Ringfort (Rath), Garrynagranoge, Co. Cork
Co. Cork |
Ringforts
The grass itself gives the game away.
In a pasture on a gentle east-facing slope in Garrynagranoge, north Cork, a subtle difference in the way vegetation grows marks the ghost of an ancient enclosure. The raised circular platform, measuring roughly 39.5 metres north to south and 35.6 metres east to west, is all that now remains of what was once a rath, the Irish term for a ringfort, a type of enclosed farmstead typically dating from the early medieval period, roughly 500 to 1200 AD. The bank has been levelled, the surrounding fosse, a defensive ditch, reduced to a shallow depression no deeper than 41 centimetres at its maximum. Yet the differential growth of grass and pasture plants across the site continues to trace the outline of bank and fosse with quiet persistence.
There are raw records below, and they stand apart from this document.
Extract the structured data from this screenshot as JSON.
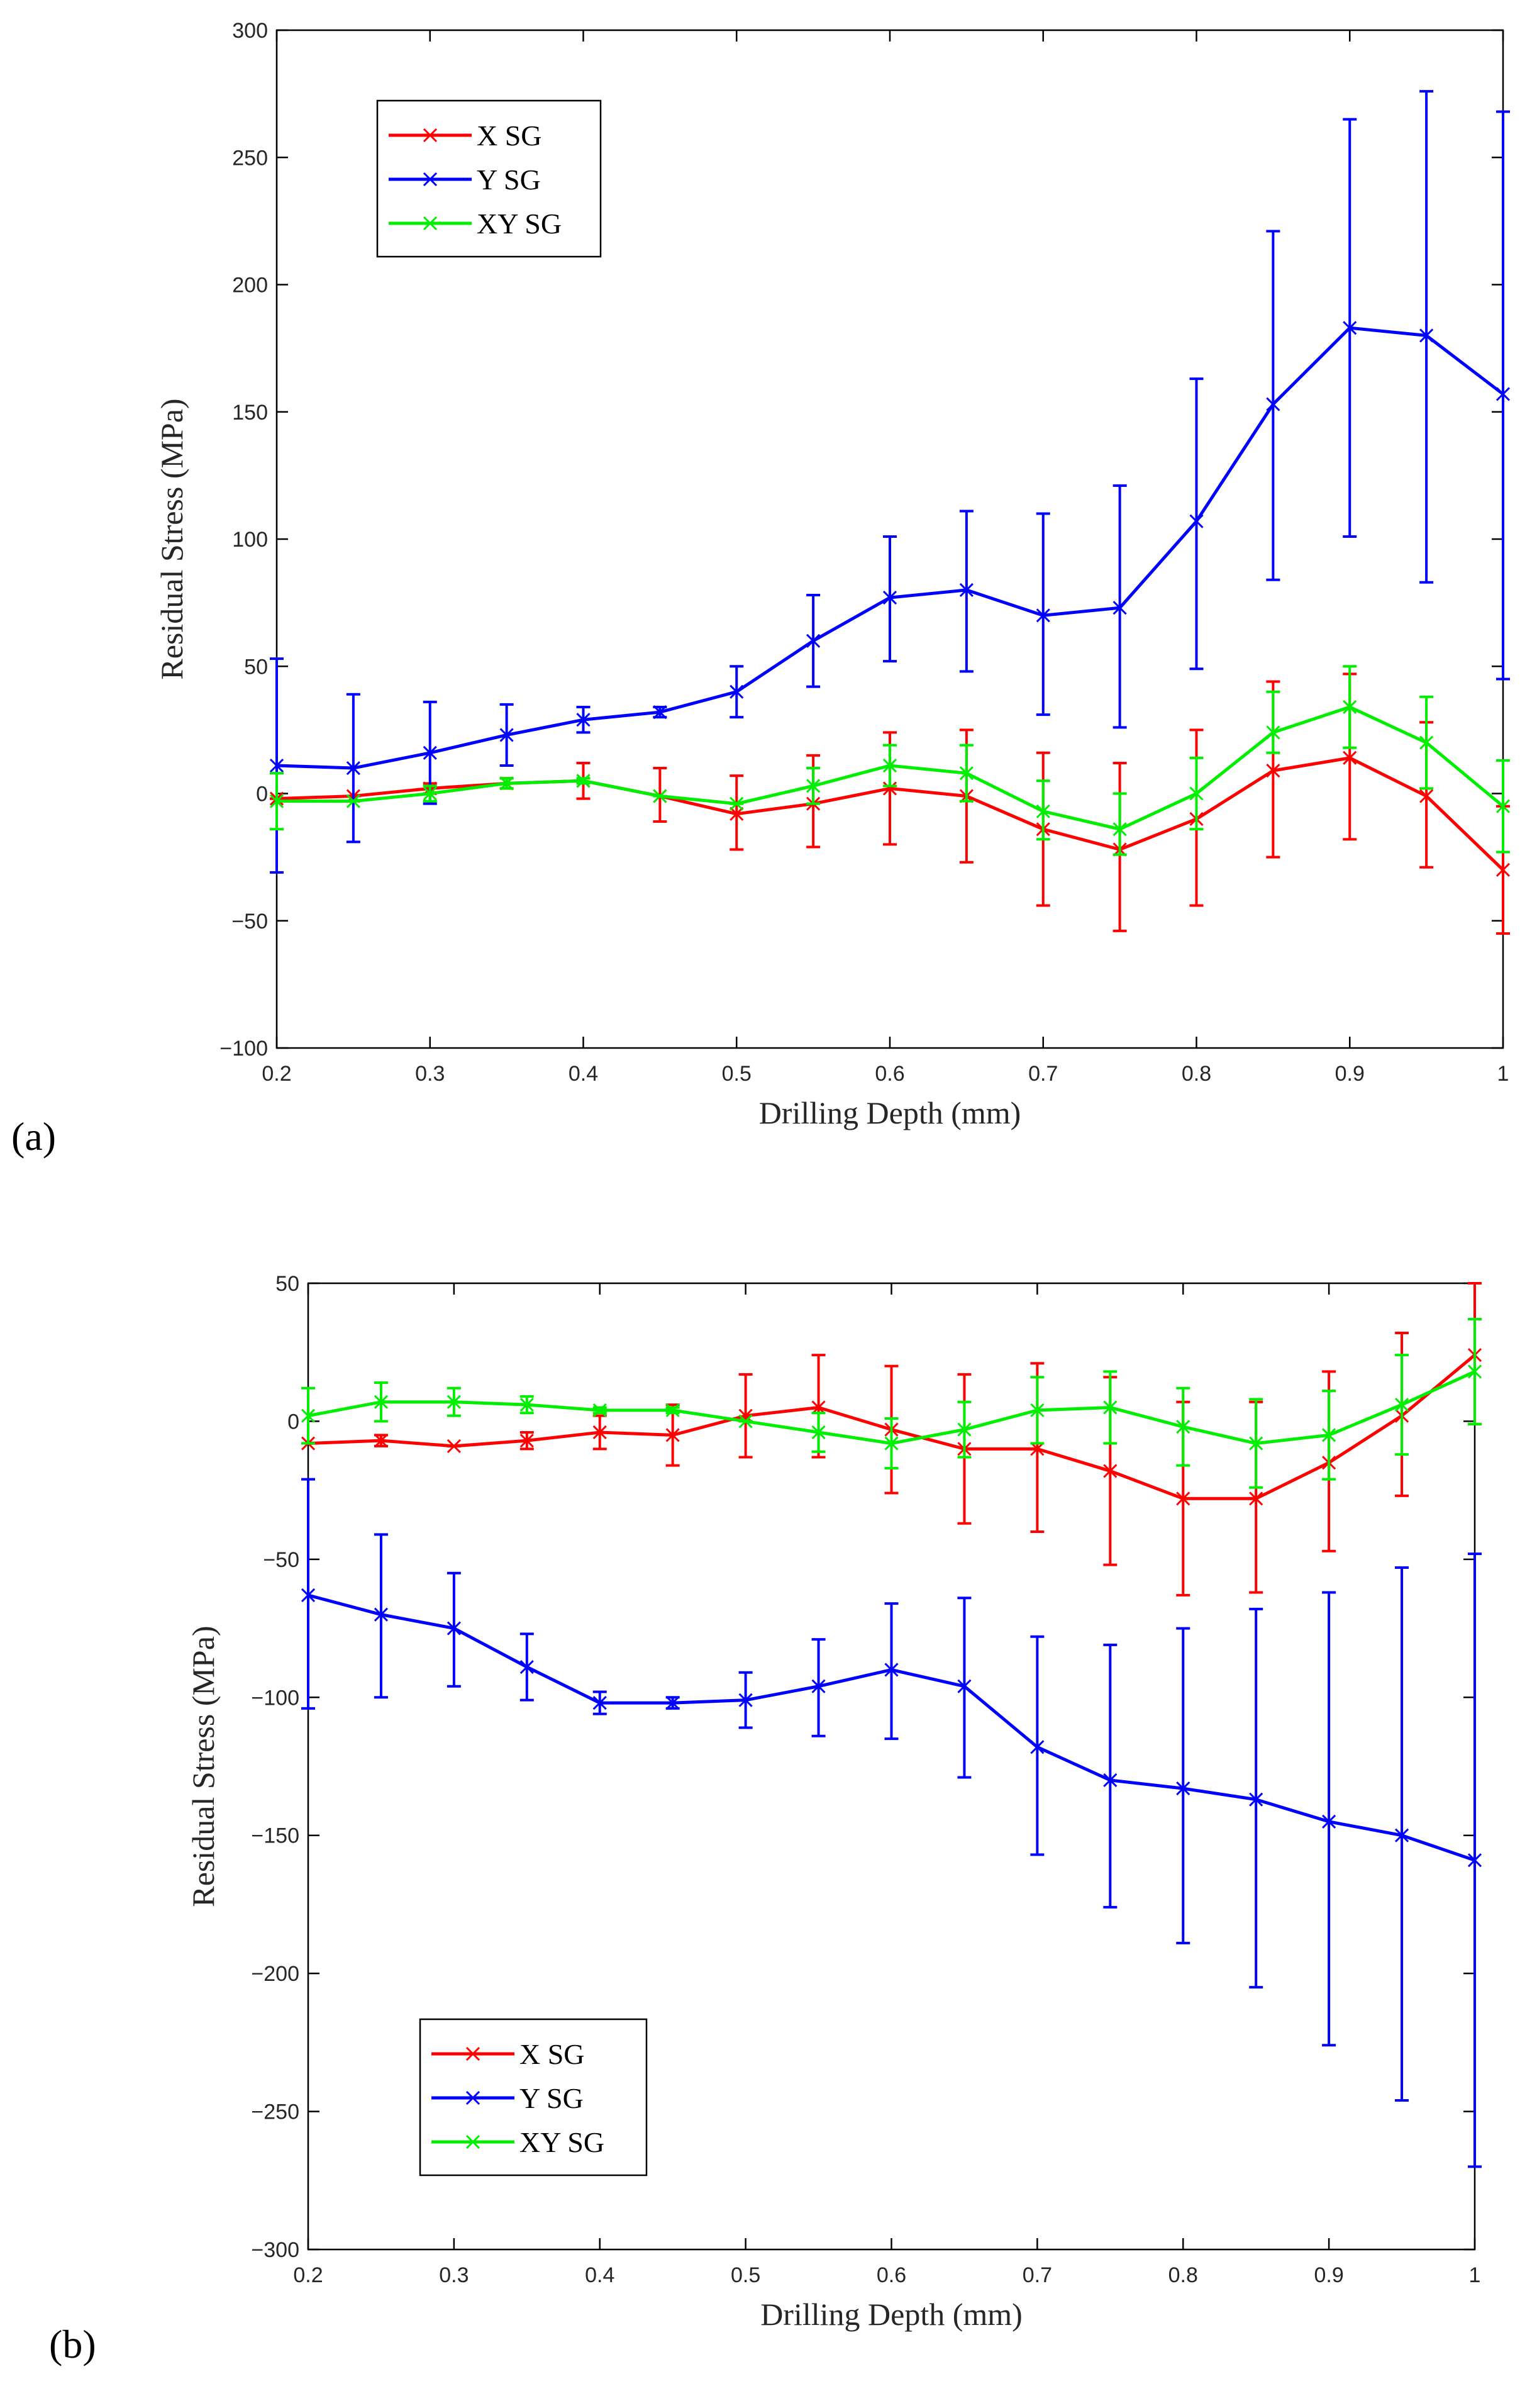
{
  "figure": {
    "panel_labels": [
      "(a)",
      "(b)"
    ]
  },
  "chart_data": [
    {
      "type": "line",
      "panel": "(a)",
      "xlabel": "Drilling Depth (mm)",
      "ylabel": "Residual Stress (MPa)",
      "xlim": [
        0.2,
        1.0
      ],
      "ylim": [
        -100,
        300
      ],
      "xticks": [
        0.2,
        0.3,
        0.4,
        0.5,
        0.6,
        0.7,
        0.8,
        0.9,
        1.0
      ],
      "xtick_labels": [
        "0.2",
        "0.3",
        "0.4",
        "0.5",
        "0.6",
        "0.7",
        "0.8",
        "0.9",
        "1"
      ],
      "yticks": [
        -100,
        -50,
        0,
        50,
        100,
        150,
        200,
        250,
        300
      ],
      "ytick_labels": [
        "−100",
        "−50",
        "0",
        "50",
        "100",
        "150",
        "200",
        "250",
        "300"
      ],
      "grid": false,
      "legend_position": "top-left",
      "x": [
        0.2,
        0.25,
        0.3,
        0.35,
        0.4,
        0.45,
        0.5,
        0.55,
        0.6,
        0.65,
        0.7,
        0.75,
        0.8,
        0.85,
        0.9,
        0.95,
        1.0
      ],
      "series": [
        {
          "name": "X SG",
          "color": "#ff0000",
          "values": [
            -2,
            -1,
            2,
            4,
            5,
            -1,
            -8,
            -4,
            2,
            -1,
            -14,
            -22,
            -10,
            9,
            14,
            -1,
            -30
          ],
          "err_low": [
            -2,
            -1,
            0,
            2,
            -2,
            -11,
            -22,
            -21,
            -20,
            -27,
            -44,
            -54,
            -44,
            -25,
            -18,
            -29,
            -55
          ],
          "err_high": [
            -2,
            -1,
            4,
            6,
            12,
            10,
            7,
            15,
            24,
            25,
            16,
            12,
            25,
            44,
            47,
            28,
            -5
          ]
        },
        {
          "name": "Y SG",
          "color": "#0000ff",
          "values": [
            11,
            10,
            16,
            23,
            29,
            32,
            40,
            60,
            77,
            80,
            70,
            73,
            107,
            153,
            183,
            180,
            157
          ],
          "err_low": [
            -31,
            -19,
            -4,
            11,
            24,
            30,
            30,
            42,
            52,
            48,
            31,
            26,
            49,
            84,
            101,
            83,
            45
          ],
          "err_high": [
            53,
            39,
            36,
            35,
            34,
            34,
            50,
            78,
            101,
            111,
            110,
            121,
            163,
            221,
            265,
            276,
            268
          ]
        },
        {
          "name": "XY SG",
          "color": "#00ee00",
          "values": [
            -3,
            -3,
            0,
            4,
            5,
            -1,
            -4,
            3,
            11,
            8,
            -7,
            -14,
            0,
            24,
            34,
            20,
            -5
          ],
          "err_low": [
            -14,
            -3,
            -3,
            2,
            4,
            -1,
            -4,
            -4,
            3,
            -3,
            -18,
            -24,
            -14,
            16,
            18,
            2,
            -23
          ],
          "err_high": [
            8,
            -3,
            3,
            6,
            6,
            -1,
            -4,
            10,
            19,
            19,
            5,
            0,
            14,
            40,
            50,
            38,
            13
          ]
        }
      ]
    },
    {
      "type": "line",
      "panel": "(b)",
      "xlabel": "Drilling Depth (mm)",
      "ylabel": "Residual Stress (MPa)",
      "xlim": [
        0.2,
        1.0
      ],
      "ylim": [
        -300,
        50
      ],
      "xticks": [
        0.2,
        0.3,
        0.4,
        0.5,
        0.6,
        0.7,
        0.8,
        0.9,
        1.0
      ],
      "xtick_labels": [
        "0.2",
        "0.3",
        "0.4",
        "0.5",
        "0.6",
        "0.7",
        "0.8",
        "0.9",
        "1"
      ],
      "yticks": [
        -300,
        -250,
        -200,
        -150,
        -100,
        -50,
        0,
        50
      ],
      "ytick_labels": [
        "−300",
        "−250",
        "−200",
        "−150",
        "−100",
        "−50",
        "0",
        "50"
      ],
      "grid": false,
      "legend_position": "bottom-left",
      "x": [
        0.2,
        0.25,
        0.3,
        0.35,
        0.4,
        0.45,
        0.5,
        0.55,
        0.6,
        0.65,
        0.7,
        0.75,
        0.8,
        0.85,
        0.9,
        0.95,
        1.0
      ],
      "series": [
        {
          "name": "X SG",
          "color": "#ff0000",
          "values": [
            -8,
            -7,
            -9,
            -7,
            -4,
            -5,
            2,
            5,
            -3,
            -10,
            -10,
            -18,
            -28,
            -28,
            -15,
            2,
            24
          ],
          "err_low": [
            -8,
            -9,
            -9,
            -10,
            -10,
            -16,
            -13,
            -13,
            -26,
            -37,
            -40,
            -52,
            -63,
            -62,
            -47,
            -27,
            -1
          ],
          "err_high": [
            -8,
            -5,
            -9,
            -4,
            2,
            6,
            17,
            24,
            20,
            17,
            21,
            16,
            7,
            7,
            18,
            32,
            50
          ]
        },
        {
          "name": "Y SG",
          "color": "#0000ff",
          "values": [
            -63,
            -70,
            -75,
            -89,
            -102,
            -102,
            -101,
            -96,
            -90,
            -96,
            -118,
            -130,
            -133,
            -137,
            -145,
            -150,
            -159
          ],
          "err_low": [
            -104,
            -100,
            -96,
            -101,
            -106,
            -104,
            -111,
            -114,
            -115,
            -129,
            -157,
            -176,
            -189,
            -205,
            -226,
            -246,
            -270
          ],
          "err_high": [
            -21,
            -41,
            -55,
            -77,
            -98,
            -100,
            -91,
            -79,
            -66,
            -64,
            -78,
            -81,
            -75,
            -68,
            -62,
            -53,
            -48
          ]
        },
        {
          "name": "XY SG",
          "color": "#00ee00",
          "values": [
            2,
            7,
            7,
            6,
            4,
            4,
            0,
            -4,
            -8,
            -3,
            4,
            5,
            -2,
            -8,
            -5,
            6,
            18
          ],
          "err_low": [
            -8,
            0,
            2,
            3,
            3,
            3,
            0,
            -11,
            -17,
            -13,
            -8,
            -8,
            -16,
            -24,
            -21,
            -12,
            -1
          ],
          "err_high": [
            12,
            14,
            12,
            9,
            5,
            5,
            0,
            3,
            1,
            7,
            16,
            18,
            12,
            8,
            11,
            24,
            37
          ]
        }
      ]
    }
  ]
}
Ordnance Survey maps document the gradual disappearance of the monument across the nineteenth and twentieth centuries. The 1842 six-inch map shows a hachured, roughly circular enclosure approximately 45 metres in diameter, the hachuring indicating a raised earthwork clearly visible to the surveyors at the time. By 1905 and again in 1936, the same maps record a hachured raised area of similar dimensions, now shown with a surrounding fosse, but also note a scarp topped by a field boundary running from the south-east toward the north-north-west, a sign that agricultural reworking of the land was already encroaching on the site. At some point between those surveys and the present, the earthwork was levelled entirely, leaving only the low rise and shallow external ditch that survive today.